I know that I wrote about this yesterday but I have
continued to watch the public reactions, the petitions, the tweets and comments
from celebrities. I am wondering how many people actually read the Indiana
Religious Freedom Restoration Act or how many just followed a headline like a
lemming off a cliff? How many people let the spin just spin their head right
round and out of control?
I do know that there are about 85,000 people who have put
their names to a petition to recall the governor without bothering to find out
that you can’t recall the governor in Indiana. Without finding out, as well,
that even if you could you would probably have to have physical petitions with
physical signatures to do so. I guess it doesn’t matter how ignorant you may
look when you are letting the world know how upset you are
Ashton Kutcher, Reggie Miller, Miley Cyrus, Montel Williams
et al did you actually read the darn thing or did you just jump on a band wagon
because there was one? Hillary Clinton definitely should know better. But then
twitter is not known for being a platform for the most astute and intelligent members
of our society.
This is absolutely nothing in that law that gives the
slightest indication that religious freedoms can be used as an excuse to
discriminate. There is also nothing in that law to indicate that religious
freedom was to be given a place of such absolute primacy that it trumped the
rights of others.
But there were the headlines that said the bill was “anti-gay”.

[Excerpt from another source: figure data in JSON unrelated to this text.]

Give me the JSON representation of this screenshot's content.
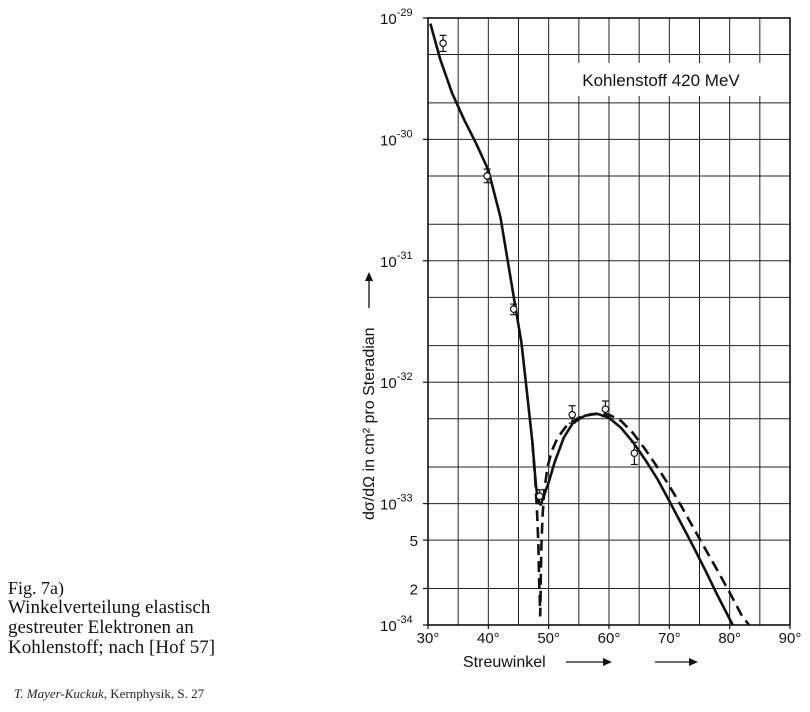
{
  "caption": {
    "figure_number": "Fig. 7a)",
    "lines": [
      "Winkelverteilung elastisch",
      "gestreuter Elektronen an",
      "Kohlenstoff; nach [Hof 57]"
    ]
  },
  "source": {
    "author": "T. Mayer-Kuckuk,",
    "rest": " Kernphysik, S. 27"
  },
  "chart_data": {
    "type": "line",
    "title": "Kohlenstoff 420 MeV",
    "xlabel": "Streuwinkel",
    "ylabel": "dσ/dΩ in cm² pro Steradian",
    "xlim": [
      30,
      90
    ],
    "ylim": [
      1e-34,
      1e-29
    ],
    "yscale": "log",
    "grid": true,
    "x_ticks": [
      {
        "value": 30,
        "label": "30°"
      },
      {
        "value": 40,
        "label": "40°"
      },
      {
        "value": 50,
        "label": "50°"
      },
      {
        "value": 60,
        "label": "60°"
      },
      {
        "value": 70,
        "label": "70°"
      },
      {
        "value": 80,
        "label": "80°"
      },
      {
        "value": 90,
        "label": "90°"
      }
    ],
    "y_ticks": [
      {
        "value": 1e-29,
        "base": "10",
        "exp": "-29"
      },
      {
        "value": 1e-30,
        "base": "10",
        "exp": "-30"
      },
      {
        "value": 1e-31,
        "base": "10",
        "exp": "-31"
      },
      {
        "value": 1e-32,
        "base": "10",
        "exp": "-32"
      },
      {
        "value": 1e-33,
        "base": "10",
        "exp": "-33"
      },
      {
        "value": 5e-34,
        "base": "5",
        "exp": ""
      },
      {
        "value": 2e-34,
        "base": "2",
        "exp": ""
      },
      {
        "value": 1e-34,
        "base": "10",
        "exp": "-34"
      }
    ],
    "series": [
      {
        "style": "solid",
        "x": [
          30.4,
          32,
          34,
          36,
          38,
          40,
          42,
          44,
          45.5,
          46.5,
          47.3,
          47.9,
          48.3,
          48.7,
          49.2,
          50,
          51,
          52.5,
          54,
          56,
          58,
          60,
          62,
          64,
          66,
          68,
          70,
          72,
          74,
          76,
          78,
          80.5
        ],
        "y": [
          9e-30,
          4.6e-30,
          2.4e-30,
          1.45e-30,
          9.2e-31,
          5.6e-31,
          2.3e-31,
          5.8e-32,
          2.1e-32,
          7.5e-33,
          3.2e-33,
          1.4e-33,
          1.02e-33,
          9.8e-34,
          1.15e-33,
          1.5e-33,
          2.2e-33,
          3.5e-33,
          4.6e-33,
          5.3e-33,
          5.5e-33,
          5.1e-33,
          4.2e-33,
          3.2e-33,
          2.3e-33,
          1.6e-33,
          1.05e-33,
          6.8e-34,
          4.4e-34,
          2.8e-34,
          1.75e-34,
          1e-34
        ]
      },
      {
        "style": "dashed",
        "x": [
          47.3,
          47.8,
          48.1,
          48.3,
          48.4,
          48.55,
          48.6,
          48.65,
          48.7,
          48.8,
          49.0,
          49.3,
          49.8,
          50.5,
          51.5,
          53,
          55,
          57,
          59,
          60,
          62,
          64,
          66,
          68,
          70,
          72,
          74,
          76,
          78,
          80,
          82,
          83.2
        ],
        "y": [
          3.2e-33,
          1.5e-33,
          8e-34,
          4.5e-34,
          2.5e-34,
          1.5e-34,
          1.2e-34,
          1.5e-34,
          2.5e-34,
          4.5e-34,
          8e-34,
          1.3e-33,
          2e-33,
          2.7e-33,
          3.5e-33,
          4.4e-33,
          5.1e-33,
          5.45e-33,
          5.5e-33,
          5.4e-33,
          4.8e-33,
          3.8e-33,
          2.8e-33,
          2e-33,
          1.4e-33,
          9.5e-34,
          6.3e-34,
          4.2e-34,
          2.8e-34,
          1.85e-34,
          1.2e-34,
          1e-34
        ]
      }
    ],
    "measurements": [
      {
        "x": 32.5,
        "y": 6.2e-30,
        "err_lo": 5.3e-30,
        "err_hi": 7.2e-30
      },
      {
        "x": 39.8,
        "y": 5e-31,
        "err_lo": 4.4e-31,
        "err_hi": 5.7e-31
      },
      {
        "x": 44.2,
        "y": 4e-32,
        "err_lo": 3.6e-32,
        "err_hi": 4.4e-32
      },
      {
        "x": 48.5,
        "y": 1.15e-33,
        "err_lo": 1e-33,
        "err_hi": 1.3e-33
      },
      {
        "x": 53.9,
        "y": 5.4e-33,
        "err_lo": 4.6e-33,
        "err_hi": 6.4e-33
      },
      {
        "x": 59.4,
        "y": 6e-33,
        "err_lo": 5.2e-33,
        "err_hi": 7e-33
      },
      {
        "x": 64.2,
        "y": 2.6e-33,
        "err_lo": 2.1e-33,
        "err_hi": 3.2e-33
      }
    ]
  }
}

Rather than being outraged at such biased and manipulative duplicity, many will
not even bother to learn the truth. Some will even remain deliberately
ignorant.
"I just can't account for the hostility that's been directed at our state." said Governor Pence. "I've been taken a back by the mischaracterizations from outside the state of Indiana about what is in this bill"
So who’s hatin’ who here.
Who has gathered the virtual lynch mob? Who has whipped up
the emotions of others with misinformation and why would they want to?
"Despite the irresponsible headlines that have appeared in the national media, this law is not about discrimination," said Governor Pence, "If it was, I would have vetoed it."
People of religion have many more concerns than whether or
not we don’t want to sell cookies to somebody. That is an extremely simplistic evaluation of
why we might want religious freedom to be protected. And quite frankly, it is
the least of our worries. Regardless of rhetoric and reports nobody was wishin' and hopin' and waitin' for the day they passed a law that would give them a blank check for discrimination. It is a ridiculous notion unworthy of intelligent consideration.
As I read many of the articles, commentaries and comments I
came across this phrase describing the RFRA “it will keep the government from
compelling people to provide services they find objectionable on religious grounds.” There it was, the word compel. To force, induce, require, coerce, twist
someone’s arm, to bring about by the use of force or pressure. It will keep the
government from forcing people. This is not about discrimination. It is not
about wedding cakes and photographers. It is about force. It is being afraid
that when religious freedoms are protected they have somehow lost an ability to
take by force.
They are afraid that they may have lost the ability to force
the removal of religious symbols from memorials. They are afraid that they have
lost the ability to force the removal of any kind of public prayer. They are
afraid they have lost the ability to force compliance to abortion. They are
afraid they have lost the ability to force the silencing of conscience. They
are afraid they may have lost the ability to force the removal of religious
influence of any kind. They are afraid they have lost the ability to act out
their own religious prejudices by force.
So they created a boogie man of discrimination to hide
behind. And people who never bother to seek the truth blindly fell in line.
I ask again. Who is hatin’ on who here?